Causes and Consequences of the Conflation of Belief and Trust

Peter Berger* has a recent blog post about atheism that reminded me of an issue I've been wrestling with for a while. The concept-word "faith" has an interesting history. Today, at least in specifically religious contexts, we most often use "faith" interchangeably with the term "belief," as in, "I have faith that God exists [as opposed to believing that God does not exist]." In the past and most notably in the Bible, particularly the Old Testament of the Christian Bible, faith was synonymous with trust, as in, "I have faith in God [as opposed to lacking in trust that God will be true to his covenant with humankind]." If we start with Durkheim's famous axiom that religion is a reflection of society itself (i.e. that "God is society"), including our collective beliefs and values, we are led to some interesting conclusions regarding the evolution of uses and definitions of "faith" and "belief."

Trust is a necessary prerequisite for sociability.

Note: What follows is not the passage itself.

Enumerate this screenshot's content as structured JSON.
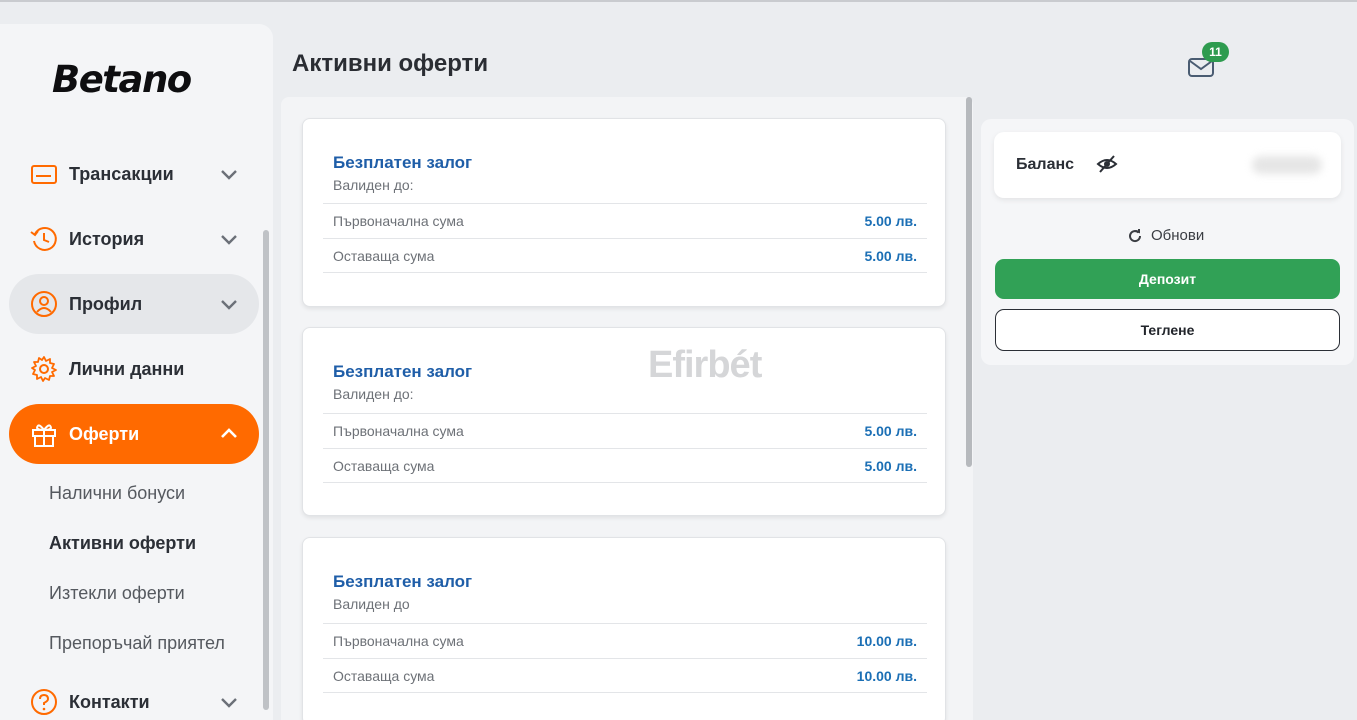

It's the sine qua non of social organization. In particular, trust is foundational if we are to have a division of labor, which itself is essential to efficient social productivity. The dividing of labor into mutually-reliant tasks leads to uncertainty, though. We must trust others for our own safety and survival. I trust that farmers will grow the wheat necessary to make the bread that I eat. I trust that the public-works employees will properly treat the water that I drink. I trust that my mechanic understands the problems with my brakes enough so that my car will stop when I tell it to. Even though we rarely acknowledge it, every aspect of our lives, however minute, requires trust. This social trust was reflected in our religions' insistence on trust (i.e. "faith") in God. As noted above, faith historically has not been about belief as opposed to disbelief; that counter-position is quite recent; in fact, it coincides fairly neatly with the advent of Protestantism and the modern era. As modernity has fragmented our lives, it has eroded trust in institutions. We started talking about "belief" in God (instead of "trust") at about the same time that we stopped trusting society.

* - I certainly do not endorse Berger's blog, and I do not recommend reading it without a very critical eye.